Carrie Fisher said, with a little promptimg from host Thorn, that hope is going back to zero, resetting the clock, starting over fresh. Errol Morris said that the tabloids are the ground zero of storytelling. They tell stories at their most basic, at their simplest, grabbing their audience in the first four or five words.
It's true, isn't it, what both had to say. When you hope to meet someone, the love of your life, you're hoping to get back to zero. You hope you can lose all your baggage and she will love you for your pure essence. Even better: If you cannot manage to lose all your baggage, it won't matter. She will look right past it all and see you at a zero state, the pure you beneath all the baggage. And you, you lucky bastard, if you should meet someone like that, you will do the same for her. You will be two fat zeros for love's sake.

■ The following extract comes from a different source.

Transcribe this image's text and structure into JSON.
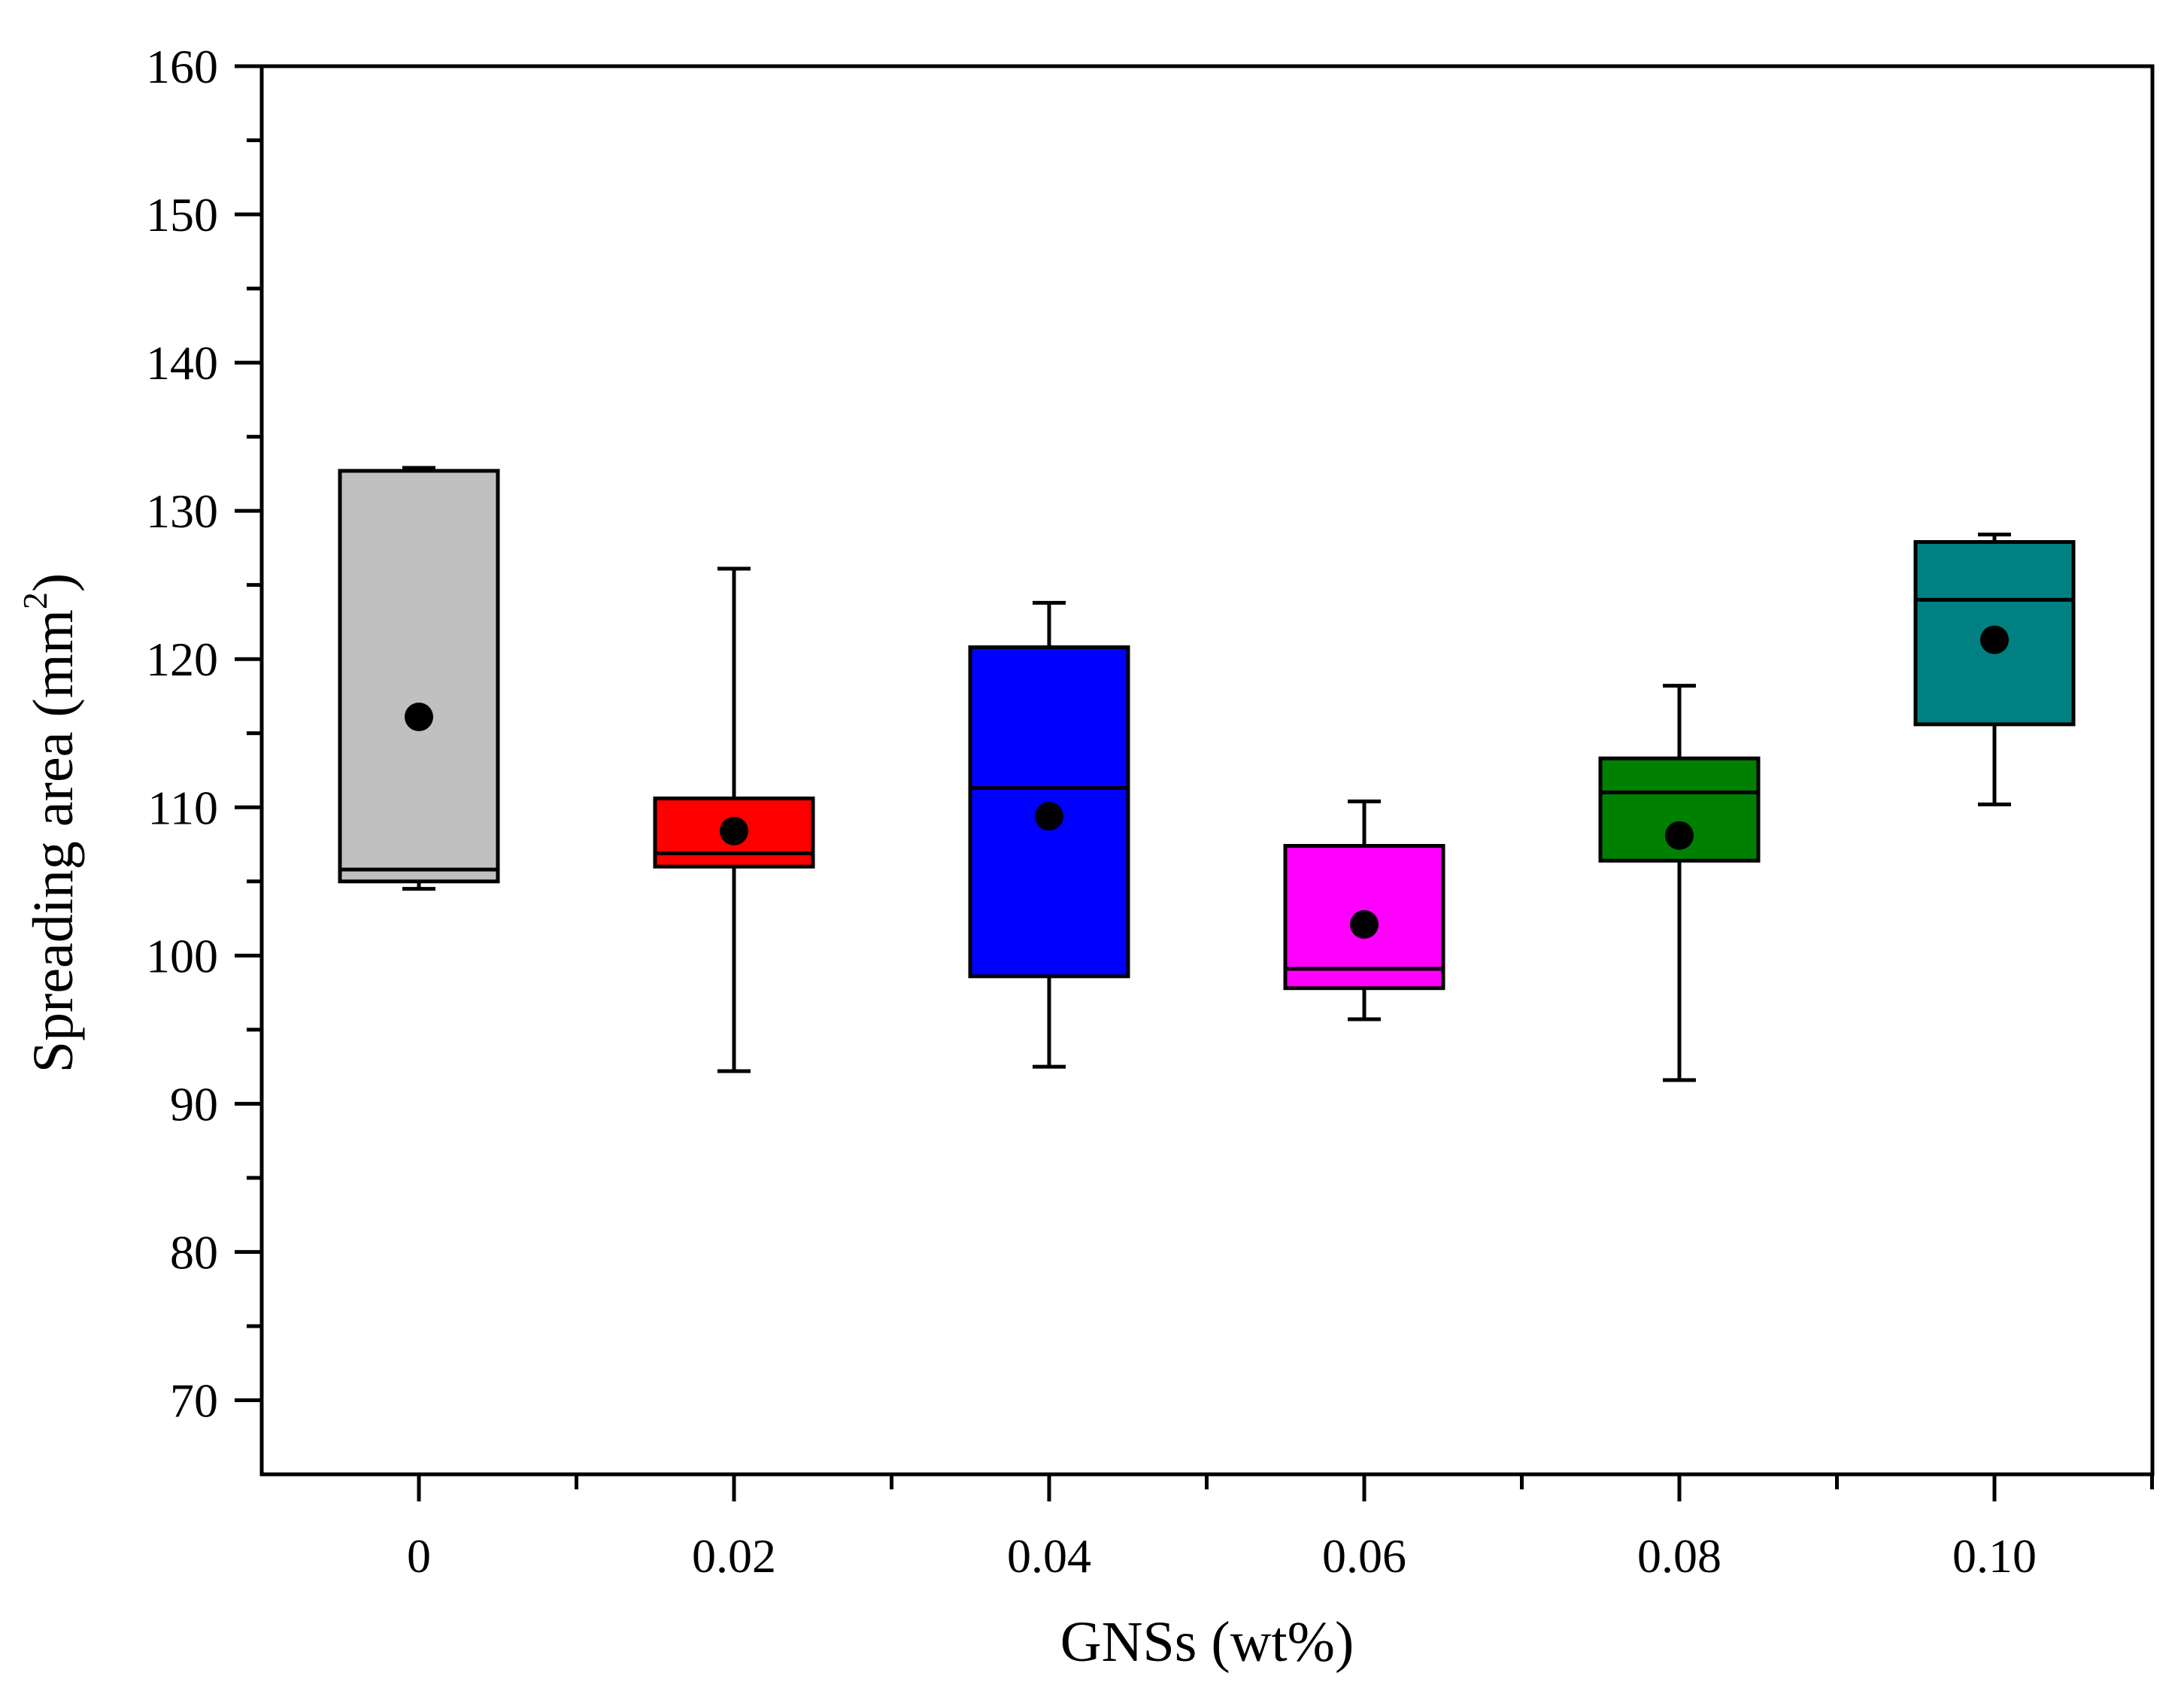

And you'll tell the story of how you met and fell in love, you'll tell it in the simplest way, at the ground zero of storytelling. Well, you'll tell it to each other, if to no one else, because the details might be too embarrassing for others to hear. But for the two of you, the world and love will have started over, even if your names aren't Adam and Eve. Everything went back to zero the day you saw her eyes, her lips, her cheeks. You were glowing in your heart, in your innermost zero, and soon it would be the two of you, just the two of you, yes.
It's a beautiful dream, and because it is so beautiful, it became painfully obvious that there is a place where it does not happen. That's academia. If you think about it, going back to zero is the last thing most scholars want. The point for them is not to get rid of baggage, but to drag it with them, take it everywhere they go, in history, in science, or whatever their field is, drag the world down with everything they can conceivably impose on it. I find this to be true in historical Jesus studies and to some extent in Darwin studies.
I could give examples, but what would be the point? I've given so many in my work. Just look at all the baggage they add to ancient Judaism -- Temple, rituals, purity concerns -- creating a fictional Judaism that never existed. Or weighing down Judas with betrayal and Jewish leaders with persecutory tendencies. Why go through it all over again? Just ask one question: Who in academia wants to zero out the baggage? No one. We all know the point of good scholarship is to make the world fit the perverse ideas scholars are committed to. It's about power. And that's not nothing. That ain't zero.
(I cannot help but remember the cry of the anarchist in the prison camp in Lina Wertmuller's film "Seven Beauties", just before he kills himself by leaping into a vat of something slimy. He cries out, "Man in disorder!" and makes an obscene gesture at the prison guards chasing him. Man in disorder. Maybe that's the same thing as, Man as a zero! A big fat zero.)